This is
Starlink deployed at the bach over the weekend.
Performance is so good, I was able to videoconference with my folks from here in Auckland and they gave me a guided tour of the gardens. This might not sound too impressive but being able to realtime videoconference over a satellite link via a groundstation in Sydney is astonishing bandwidth and latency.
Two other Tesla initiatives are interesting. The first is the purchase of
Swarm, who make available LoraWAN from satellites for the princely sum of $5/month. Tesla intends to
deploy this tech onto their Starlink satellites, so IoT devices can connect directly to them.
I already have a private LoRaWAN solution in place so this is less interesting for me personally, but professionally the ramifications of IoT sensors and actuators in remote locations are exciting.
The second initiative is the rumoured launch of the
Tesla Model Pi smartphone which works with Starlink i.e., a satellite phone.
The potential for this tech to disrupt the local telecommunications market is massive. You will have seen those cheesy advertisements from Vodafone and Spark that say stuff like "coverage of 90% of where Kiwis live, work and play" which is marketing-speak for "about 60% coverage of the geographical area."
SpaceX's Starlink network already has 100% coverage of NZ. Adding a cellular capability is going to be extremely attractive to rural communities, and organisations requiring applications such as "man down" in remote locations.

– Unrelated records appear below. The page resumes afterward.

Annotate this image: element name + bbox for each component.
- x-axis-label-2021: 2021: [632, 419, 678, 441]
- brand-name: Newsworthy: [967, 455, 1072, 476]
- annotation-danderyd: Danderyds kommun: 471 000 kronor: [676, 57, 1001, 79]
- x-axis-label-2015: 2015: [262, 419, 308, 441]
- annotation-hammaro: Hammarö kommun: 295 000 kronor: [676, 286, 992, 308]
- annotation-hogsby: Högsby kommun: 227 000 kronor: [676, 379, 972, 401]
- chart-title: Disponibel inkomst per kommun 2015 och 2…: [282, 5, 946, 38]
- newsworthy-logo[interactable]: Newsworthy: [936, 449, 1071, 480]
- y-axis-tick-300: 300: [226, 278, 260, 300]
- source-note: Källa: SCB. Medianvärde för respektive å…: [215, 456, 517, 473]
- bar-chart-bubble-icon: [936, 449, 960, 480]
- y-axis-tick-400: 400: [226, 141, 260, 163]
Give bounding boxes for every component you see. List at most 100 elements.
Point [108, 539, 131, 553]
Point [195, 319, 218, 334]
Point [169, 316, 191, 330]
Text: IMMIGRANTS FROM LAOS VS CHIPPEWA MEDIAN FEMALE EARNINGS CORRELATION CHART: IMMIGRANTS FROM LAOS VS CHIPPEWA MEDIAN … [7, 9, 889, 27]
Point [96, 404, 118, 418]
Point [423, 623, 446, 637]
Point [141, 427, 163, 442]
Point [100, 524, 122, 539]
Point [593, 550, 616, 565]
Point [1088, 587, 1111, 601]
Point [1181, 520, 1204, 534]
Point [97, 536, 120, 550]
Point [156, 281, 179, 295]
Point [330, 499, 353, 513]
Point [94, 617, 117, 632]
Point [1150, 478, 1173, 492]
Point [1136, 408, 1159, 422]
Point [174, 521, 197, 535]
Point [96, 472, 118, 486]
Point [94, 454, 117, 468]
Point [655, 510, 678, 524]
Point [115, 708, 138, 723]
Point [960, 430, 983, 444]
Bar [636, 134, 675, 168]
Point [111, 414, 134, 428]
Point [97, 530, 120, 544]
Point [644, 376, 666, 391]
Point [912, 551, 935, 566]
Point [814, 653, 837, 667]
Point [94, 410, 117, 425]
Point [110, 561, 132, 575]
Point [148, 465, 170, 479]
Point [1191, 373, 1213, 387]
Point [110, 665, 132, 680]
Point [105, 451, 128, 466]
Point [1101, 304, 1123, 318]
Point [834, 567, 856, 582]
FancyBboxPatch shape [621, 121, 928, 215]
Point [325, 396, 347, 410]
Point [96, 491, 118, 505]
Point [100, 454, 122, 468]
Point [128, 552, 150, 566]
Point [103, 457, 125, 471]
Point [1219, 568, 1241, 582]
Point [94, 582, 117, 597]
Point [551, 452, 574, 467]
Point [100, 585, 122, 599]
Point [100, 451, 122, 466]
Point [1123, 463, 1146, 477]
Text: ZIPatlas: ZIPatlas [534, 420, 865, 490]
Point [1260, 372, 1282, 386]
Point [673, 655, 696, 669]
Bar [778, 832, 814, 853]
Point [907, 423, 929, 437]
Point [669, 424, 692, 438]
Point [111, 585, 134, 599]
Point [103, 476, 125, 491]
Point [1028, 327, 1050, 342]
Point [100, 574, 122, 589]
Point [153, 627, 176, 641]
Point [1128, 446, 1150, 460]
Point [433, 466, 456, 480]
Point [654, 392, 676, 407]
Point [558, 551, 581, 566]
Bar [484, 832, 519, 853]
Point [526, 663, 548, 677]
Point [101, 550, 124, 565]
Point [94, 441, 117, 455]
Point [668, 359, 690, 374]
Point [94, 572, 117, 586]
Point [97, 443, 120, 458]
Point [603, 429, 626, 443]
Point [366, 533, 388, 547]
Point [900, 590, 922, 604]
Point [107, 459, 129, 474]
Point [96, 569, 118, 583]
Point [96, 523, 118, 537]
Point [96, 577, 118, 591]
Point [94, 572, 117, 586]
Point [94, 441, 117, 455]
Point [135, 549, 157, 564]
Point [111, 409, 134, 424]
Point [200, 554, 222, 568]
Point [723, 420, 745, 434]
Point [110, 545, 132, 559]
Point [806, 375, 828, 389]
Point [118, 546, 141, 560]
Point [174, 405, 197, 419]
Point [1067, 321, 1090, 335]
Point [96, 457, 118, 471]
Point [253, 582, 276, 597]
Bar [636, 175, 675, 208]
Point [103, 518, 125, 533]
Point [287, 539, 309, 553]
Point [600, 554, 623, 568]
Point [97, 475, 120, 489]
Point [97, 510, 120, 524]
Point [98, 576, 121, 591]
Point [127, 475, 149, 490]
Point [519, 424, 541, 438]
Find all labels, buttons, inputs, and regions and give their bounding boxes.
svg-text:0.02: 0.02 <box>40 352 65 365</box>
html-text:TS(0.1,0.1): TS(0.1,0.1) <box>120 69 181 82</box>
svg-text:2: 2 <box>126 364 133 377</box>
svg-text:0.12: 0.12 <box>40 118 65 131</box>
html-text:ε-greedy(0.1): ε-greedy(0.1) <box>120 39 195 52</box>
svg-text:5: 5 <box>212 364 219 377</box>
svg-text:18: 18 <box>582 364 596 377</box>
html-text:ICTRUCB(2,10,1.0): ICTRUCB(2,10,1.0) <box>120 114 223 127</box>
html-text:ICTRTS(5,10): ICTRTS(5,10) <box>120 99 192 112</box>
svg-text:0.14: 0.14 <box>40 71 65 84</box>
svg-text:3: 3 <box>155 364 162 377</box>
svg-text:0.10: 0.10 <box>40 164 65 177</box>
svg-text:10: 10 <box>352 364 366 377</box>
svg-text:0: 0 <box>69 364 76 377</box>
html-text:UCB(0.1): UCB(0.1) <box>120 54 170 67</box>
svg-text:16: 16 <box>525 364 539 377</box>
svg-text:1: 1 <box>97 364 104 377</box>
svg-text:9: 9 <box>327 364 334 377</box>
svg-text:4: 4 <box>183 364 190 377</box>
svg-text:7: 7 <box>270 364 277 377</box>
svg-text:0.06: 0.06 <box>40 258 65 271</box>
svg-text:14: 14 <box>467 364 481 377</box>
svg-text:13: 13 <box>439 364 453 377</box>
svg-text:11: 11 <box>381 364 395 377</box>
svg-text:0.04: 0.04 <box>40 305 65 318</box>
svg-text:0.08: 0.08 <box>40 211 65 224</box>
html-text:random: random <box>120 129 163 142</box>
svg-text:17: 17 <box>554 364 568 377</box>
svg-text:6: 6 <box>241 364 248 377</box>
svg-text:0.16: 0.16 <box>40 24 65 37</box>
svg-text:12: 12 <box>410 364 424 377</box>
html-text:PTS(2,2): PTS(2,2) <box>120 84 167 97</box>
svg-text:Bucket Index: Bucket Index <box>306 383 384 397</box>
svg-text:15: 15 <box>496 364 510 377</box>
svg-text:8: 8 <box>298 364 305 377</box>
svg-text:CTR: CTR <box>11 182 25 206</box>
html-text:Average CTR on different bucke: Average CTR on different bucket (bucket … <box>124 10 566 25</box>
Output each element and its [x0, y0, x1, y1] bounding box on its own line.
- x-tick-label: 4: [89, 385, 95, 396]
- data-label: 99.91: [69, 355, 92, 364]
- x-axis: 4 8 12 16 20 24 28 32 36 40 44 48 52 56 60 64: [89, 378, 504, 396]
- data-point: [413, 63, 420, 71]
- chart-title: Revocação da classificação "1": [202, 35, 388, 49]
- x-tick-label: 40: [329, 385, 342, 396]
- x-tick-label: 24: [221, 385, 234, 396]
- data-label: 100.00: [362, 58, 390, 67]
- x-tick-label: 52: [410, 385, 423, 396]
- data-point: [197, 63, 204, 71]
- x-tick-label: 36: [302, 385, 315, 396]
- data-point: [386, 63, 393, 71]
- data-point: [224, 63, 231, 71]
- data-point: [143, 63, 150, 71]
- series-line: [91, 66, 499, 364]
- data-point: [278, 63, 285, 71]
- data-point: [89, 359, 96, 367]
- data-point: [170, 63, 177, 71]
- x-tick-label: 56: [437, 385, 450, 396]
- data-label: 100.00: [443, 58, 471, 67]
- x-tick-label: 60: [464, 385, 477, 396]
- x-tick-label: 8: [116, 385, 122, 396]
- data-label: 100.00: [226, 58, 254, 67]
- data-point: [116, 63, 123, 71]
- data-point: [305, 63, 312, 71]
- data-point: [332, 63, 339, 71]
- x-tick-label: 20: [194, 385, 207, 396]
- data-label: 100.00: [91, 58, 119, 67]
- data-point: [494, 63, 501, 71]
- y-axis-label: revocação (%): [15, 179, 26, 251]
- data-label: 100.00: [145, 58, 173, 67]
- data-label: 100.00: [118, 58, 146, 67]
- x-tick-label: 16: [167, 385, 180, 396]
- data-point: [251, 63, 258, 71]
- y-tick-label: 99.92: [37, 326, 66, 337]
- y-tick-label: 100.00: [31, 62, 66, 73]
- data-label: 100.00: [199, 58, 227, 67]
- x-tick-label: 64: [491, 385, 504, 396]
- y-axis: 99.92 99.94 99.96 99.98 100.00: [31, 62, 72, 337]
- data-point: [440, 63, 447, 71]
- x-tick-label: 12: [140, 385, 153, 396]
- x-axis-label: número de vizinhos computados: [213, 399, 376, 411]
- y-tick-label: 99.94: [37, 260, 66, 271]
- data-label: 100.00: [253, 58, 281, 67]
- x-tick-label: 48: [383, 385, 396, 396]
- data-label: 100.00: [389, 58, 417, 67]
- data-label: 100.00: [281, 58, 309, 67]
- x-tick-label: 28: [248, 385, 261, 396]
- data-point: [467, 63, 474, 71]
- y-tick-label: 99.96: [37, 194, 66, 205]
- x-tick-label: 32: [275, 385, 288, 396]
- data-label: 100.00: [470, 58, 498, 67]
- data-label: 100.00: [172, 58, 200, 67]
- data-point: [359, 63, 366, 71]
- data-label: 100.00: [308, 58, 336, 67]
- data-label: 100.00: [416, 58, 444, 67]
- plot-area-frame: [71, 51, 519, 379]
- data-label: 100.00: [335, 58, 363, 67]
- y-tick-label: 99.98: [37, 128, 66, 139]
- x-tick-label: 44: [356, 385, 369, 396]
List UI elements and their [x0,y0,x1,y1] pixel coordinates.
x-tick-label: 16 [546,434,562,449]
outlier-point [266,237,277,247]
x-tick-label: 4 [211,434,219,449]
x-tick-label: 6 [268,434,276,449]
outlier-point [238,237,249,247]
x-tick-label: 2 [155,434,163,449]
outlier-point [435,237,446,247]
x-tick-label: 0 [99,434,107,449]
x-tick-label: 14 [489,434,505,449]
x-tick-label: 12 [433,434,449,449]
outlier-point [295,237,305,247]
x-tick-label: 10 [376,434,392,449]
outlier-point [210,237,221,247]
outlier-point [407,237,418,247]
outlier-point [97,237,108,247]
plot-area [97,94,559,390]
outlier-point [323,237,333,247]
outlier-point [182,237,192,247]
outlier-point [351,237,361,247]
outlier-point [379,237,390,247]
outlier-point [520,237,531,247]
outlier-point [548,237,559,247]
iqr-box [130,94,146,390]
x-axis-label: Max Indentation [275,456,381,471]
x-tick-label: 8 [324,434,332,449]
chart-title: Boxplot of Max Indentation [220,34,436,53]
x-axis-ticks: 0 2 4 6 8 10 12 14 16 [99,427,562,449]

I consider Elon Musk a bit of a charlatan, pushing vapourware, vastly exaggerating capability and time-to-delivery. It's fair to say most of the stuff he tries ends up on the scrapheap. Starlink is very much the exception. For a $NZ900 investment in hardware and a $NZ159/month service charge, we're pretty bloody ecstatic with the quality of the Starlink service and the potential of these ancillary IoT and cellular functions.